Deep Fragment Embeddings for Bidirectional Image Sentence Mapping
A study conducted in the UK from 2009 to 2010 by leading scientists explored neonatal resuscitation practices in various neonatal units, aiming to assess adherence to international guidelines and identify differences between tertiary and non-tertiary care providers...
Read on arXiv
Lorem ipsum dolor sit amet, consectetur adipiscing elit. Sed do eiusmod tempor incididunt ut labore et dolore magna aliqua. Ut enim ad minim veniam, quis nostrud exercitation ullamco laboris nisi ut aliquip ex ea commodo consequat.
One Sentence Abstract
"Developing a bidirectional retrieval model that embeds image object fragments and sentence dependency tree relations into a common space, improving image-sentence retrieval tasks and providing interpretable predictions through explicit fragment alignment."
Simplified Abstract
Researchers have developed a new way to find connections between images and sentences, which helps understand scientific collaborations between countries. Instead of just looking at the whole image or sentence, this new method focuses on smaller parts of each (like objects in images and sentence relationships). It uses a special technique called multi-modal embedding to combine information from both images and sentences in a way that makes it easier to find links between them.
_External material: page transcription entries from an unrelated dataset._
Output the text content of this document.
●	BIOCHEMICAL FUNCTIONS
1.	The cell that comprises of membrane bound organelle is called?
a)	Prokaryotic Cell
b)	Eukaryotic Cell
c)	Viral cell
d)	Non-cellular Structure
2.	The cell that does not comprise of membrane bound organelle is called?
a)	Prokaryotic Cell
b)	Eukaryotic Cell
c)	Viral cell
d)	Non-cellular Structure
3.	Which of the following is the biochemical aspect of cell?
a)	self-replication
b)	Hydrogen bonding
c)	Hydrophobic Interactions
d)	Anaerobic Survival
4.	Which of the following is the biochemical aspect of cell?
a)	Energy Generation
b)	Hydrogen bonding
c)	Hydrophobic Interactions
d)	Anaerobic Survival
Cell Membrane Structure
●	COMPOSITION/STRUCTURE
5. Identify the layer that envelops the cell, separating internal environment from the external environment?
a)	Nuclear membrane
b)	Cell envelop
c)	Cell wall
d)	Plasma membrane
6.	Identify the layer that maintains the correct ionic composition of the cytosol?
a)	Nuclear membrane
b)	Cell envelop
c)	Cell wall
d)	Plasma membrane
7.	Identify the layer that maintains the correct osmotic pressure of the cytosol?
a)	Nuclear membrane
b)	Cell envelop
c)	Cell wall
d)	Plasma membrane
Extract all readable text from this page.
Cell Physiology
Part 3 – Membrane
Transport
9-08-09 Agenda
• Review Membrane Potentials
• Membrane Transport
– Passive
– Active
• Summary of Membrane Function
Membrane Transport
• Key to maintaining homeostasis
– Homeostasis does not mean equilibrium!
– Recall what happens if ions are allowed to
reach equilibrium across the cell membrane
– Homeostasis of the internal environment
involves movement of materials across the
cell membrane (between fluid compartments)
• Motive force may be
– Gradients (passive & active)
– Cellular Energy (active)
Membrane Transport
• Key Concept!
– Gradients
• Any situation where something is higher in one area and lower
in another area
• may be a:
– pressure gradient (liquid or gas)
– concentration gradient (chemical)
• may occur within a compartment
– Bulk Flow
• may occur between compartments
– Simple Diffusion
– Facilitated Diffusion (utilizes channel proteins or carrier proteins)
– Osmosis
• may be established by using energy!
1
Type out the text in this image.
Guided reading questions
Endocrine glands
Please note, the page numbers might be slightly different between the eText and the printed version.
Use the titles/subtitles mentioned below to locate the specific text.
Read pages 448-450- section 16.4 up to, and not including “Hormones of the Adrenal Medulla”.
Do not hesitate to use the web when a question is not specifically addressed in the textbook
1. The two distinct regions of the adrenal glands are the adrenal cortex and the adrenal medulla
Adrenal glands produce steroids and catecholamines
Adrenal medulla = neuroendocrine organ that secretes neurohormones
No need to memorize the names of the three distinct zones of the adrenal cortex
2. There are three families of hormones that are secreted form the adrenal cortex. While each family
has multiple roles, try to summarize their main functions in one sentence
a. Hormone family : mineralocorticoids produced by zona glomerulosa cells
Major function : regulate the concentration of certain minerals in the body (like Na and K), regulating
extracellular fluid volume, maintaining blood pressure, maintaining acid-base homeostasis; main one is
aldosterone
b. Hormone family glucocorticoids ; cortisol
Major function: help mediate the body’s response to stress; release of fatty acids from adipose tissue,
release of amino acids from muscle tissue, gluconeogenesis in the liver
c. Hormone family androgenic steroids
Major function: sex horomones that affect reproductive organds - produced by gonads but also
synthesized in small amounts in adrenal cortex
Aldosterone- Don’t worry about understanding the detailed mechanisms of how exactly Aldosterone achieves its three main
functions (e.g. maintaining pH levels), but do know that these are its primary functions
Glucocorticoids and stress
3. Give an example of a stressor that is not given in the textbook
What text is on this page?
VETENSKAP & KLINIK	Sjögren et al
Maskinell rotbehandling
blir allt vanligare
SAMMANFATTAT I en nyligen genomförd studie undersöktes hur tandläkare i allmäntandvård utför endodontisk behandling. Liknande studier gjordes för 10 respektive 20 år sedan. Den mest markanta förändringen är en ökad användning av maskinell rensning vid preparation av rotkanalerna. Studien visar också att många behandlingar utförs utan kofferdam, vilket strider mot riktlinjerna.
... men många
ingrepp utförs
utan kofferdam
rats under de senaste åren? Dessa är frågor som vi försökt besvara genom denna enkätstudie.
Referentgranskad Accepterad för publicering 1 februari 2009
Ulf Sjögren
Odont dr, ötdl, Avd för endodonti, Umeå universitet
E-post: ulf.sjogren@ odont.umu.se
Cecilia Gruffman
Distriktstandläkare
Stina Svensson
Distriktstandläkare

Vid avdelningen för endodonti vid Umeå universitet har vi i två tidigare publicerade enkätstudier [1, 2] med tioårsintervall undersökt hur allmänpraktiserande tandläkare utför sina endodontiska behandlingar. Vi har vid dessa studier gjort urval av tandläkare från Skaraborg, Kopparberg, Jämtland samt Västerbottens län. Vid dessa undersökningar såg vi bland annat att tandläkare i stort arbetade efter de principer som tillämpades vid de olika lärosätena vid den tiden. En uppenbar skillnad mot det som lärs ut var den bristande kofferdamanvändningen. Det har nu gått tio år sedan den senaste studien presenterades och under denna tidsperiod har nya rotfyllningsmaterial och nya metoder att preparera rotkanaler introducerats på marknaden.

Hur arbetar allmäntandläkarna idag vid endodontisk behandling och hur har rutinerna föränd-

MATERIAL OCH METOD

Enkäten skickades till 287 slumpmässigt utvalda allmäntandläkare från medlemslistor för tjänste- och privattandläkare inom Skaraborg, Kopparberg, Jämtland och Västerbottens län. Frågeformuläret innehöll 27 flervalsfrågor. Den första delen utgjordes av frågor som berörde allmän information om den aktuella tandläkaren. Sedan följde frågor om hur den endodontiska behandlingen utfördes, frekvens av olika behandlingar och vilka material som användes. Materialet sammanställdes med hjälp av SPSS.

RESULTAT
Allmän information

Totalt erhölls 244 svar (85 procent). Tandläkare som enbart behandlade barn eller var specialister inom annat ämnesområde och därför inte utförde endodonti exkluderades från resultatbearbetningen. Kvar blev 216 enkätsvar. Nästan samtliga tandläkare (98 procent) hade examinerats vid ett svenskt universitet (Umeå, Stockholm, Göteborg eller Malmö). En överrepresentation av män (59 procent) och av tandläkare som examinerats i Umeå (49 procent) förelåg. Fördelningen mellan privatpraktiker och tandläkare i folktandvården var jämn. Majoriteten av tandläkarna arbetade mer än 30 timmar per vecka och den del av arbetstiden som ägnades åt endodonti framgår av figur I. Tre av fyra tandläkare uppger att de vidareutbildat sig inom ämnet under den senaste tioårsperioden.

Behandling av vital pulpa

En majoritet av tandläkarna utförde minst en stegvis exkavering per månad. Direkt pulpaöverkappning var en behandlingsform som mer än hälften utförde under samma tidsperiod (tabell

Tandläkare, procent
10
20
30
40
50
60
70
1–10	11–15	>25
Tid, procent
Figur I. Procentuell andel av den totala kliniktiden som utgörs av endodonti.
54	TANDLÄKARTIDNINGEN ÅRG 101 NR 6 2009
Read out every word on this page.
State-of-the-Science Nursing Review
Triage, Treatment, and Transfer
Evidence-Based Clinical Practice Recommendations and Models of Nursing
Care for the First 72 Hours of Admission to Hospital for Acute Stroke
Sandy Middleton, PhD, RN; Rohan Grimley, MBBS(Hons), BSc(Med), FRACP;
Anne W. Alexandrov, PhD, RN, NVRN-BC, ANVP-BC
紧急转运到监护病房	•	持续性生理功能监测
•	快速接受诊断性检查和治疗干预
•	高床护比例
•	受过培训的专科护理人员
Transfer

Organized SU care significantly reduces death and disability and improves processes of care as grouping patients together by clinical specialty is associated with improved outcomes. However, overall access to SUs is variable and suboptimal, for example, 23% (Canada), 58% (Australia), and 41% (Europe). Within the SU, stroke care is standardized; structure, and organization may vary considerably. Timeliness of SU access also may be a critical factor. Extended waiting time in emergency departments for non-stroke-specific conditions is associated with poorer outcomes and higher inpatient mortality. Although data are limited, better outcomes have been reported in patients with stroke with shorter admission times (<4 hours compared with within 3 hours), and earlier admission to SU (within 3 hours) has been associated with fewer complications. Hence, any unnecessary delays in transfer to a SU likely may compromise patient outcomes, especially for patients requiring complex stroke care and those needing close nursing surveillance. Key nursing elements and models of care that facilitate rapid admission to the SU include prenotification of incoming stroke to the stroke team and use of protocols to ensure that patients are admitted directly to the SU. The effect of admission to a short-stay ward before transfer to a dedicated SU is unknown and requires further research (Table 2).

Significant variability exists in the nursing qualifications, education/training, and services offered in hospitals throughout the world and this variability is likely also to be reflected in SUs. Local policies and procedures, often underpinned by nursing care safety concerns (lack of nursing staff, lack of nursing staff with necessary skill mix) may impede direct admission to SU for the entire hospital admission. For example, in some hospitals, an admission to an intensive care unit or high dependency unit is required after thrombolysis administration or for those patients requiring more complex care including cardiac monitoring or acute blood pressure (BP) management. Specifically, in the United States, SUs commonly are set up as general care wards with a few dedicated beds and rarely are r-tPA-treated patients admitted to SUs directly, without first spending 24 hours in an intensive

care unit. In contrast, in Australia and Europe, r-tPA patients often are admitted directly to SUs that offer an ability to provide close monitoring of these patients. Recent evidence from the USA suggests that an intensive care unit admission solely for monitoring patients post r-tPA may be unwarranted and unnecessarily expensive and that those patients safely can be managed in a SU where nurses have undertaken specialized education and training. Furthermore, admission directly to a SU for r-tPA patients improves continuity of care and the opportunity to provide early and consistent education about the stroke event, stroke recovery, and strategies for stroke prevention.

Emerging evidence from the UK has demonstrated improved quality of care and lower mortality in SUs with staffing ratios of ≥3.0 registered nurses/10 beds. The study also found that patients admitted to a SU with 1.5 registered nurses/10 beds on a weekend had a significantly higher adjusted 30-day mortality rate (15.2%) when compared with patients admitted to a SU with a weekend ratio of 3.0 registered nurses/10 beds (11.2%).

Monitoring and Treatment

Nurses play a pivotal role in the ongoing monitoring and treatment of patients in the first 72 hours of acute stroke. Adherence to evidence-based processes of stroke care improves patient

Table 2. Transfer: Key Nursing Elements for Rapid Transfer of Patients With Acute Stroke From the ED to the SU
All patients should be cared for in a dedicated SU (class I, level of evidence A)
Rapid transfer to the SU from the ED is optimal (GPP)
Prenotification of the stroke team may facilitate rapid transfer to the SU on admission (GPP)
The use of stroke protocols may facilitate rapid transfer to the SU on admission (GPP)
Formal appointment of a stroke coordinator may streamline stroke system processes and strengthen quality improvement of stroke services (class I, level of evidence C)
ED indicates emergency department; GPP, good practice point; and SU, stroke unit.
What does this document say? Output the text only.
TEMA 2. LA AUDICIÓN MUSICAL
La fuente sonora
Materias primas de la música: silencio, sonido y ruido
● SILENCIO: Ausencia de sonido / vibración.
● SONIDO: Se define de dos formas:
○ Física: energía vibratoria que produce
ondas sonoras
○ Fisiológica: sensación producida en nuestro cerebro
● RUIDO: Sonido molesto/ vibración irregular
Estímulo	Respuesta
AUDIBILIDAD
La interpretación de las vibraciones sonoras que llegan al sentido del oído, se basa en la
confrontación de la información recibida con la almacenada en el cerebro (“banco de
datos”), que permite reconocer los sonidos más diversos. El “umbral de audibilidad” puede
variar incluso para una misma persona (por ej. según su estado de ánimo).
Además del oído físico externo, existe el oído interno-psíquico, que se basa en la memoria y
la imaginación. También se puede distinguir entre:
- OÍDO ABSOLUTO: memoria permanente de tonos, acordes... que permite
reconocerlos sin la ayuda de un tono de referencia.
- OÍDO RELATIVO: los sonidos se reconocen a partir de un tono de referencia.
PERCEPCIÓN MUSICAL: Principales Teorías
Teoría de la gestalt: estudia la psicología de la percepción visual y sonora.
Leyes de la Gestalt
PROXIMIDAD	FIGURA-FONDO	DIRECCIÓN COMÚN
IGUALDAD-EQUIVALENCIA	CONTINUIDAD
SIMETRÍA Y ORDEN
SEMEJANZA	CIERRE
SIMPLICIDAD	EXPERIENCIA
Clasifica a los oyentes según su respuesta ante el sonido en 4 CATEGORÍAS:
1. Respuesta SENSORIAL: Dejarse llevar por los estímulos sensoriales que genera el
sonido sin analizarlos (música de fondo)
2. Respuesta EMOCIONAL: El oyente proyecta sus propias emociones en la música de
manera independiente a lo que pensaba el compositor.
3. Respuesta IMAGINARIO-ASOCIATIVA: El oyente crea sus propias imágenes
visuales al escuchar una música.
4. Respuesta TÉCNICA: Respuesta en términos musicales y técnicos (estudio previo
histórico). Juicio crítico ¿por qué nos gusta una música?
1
This new approach also uses a new objective, called fragment alignment, which helps learn how these parts in images and sentences are related. By testing this new method, researchers found that it works better than other methods in finding connections between images and sentences. This new method also helps explain how these connections are made, which is useful for understanding scientific collaborations.
Study Fields
Main fields:
- Multi-modal embedding
- Image and sentence retrieval
- Visual and natural language data
Subfields:
- Common embedding space
- Objects and typed dependency tree relations
- Ranking objective
- Fragment alignment objective
- Image-sentence retrieval tasks
- Inter-modal fragment alignment
- Interpretable predictions
Study Objectives
- Develop a model for bidirectional retrieval of images and sentences by embedding visual and natural language data in a multi-modal space
- Embed fragments of images (objects) and fragments of sentences (typed dependency tree relations) into a common space, as opposed to directly mapping images or sentences into a common embedding space
- Incorporate a fragment alignment objective to learn direct associations between fragments across modalities
- Evaluate the performance of the model on image-sentence retrieval tasks and show that reasoning at both the global and fine-grained levels significantly improves performance
- Provide interpretable predictions by making the inferred inter-modal fragment alignment explicit
Conclusions
- The introduced model utilizes a multi-modal embedding approach to perform bidirectional retrieval of images and sentences, focusing on fragments of images (objects) and fragments of sentences (typed dependency tree relations).
- Unlike previous models, this approach allows for the addition of a fragment alignment objective that learns to directly associate fragments across modalities, in addition to a ranking objective.
- Experimental evaluation demonstrates that reasoning on both the global level of images and sentences and the finer level of their respective fragments significantly improves performance on image-sentence retrieval tasks.
- The model provides interpretable predictions since the inferred inter-modal fragment alignment is explicit.
References
- University of AI
Received 20 Oct 2011, Revised 9 Dec 2011, Accepted 5 Jan 2012, Available online 12 Jan 2012.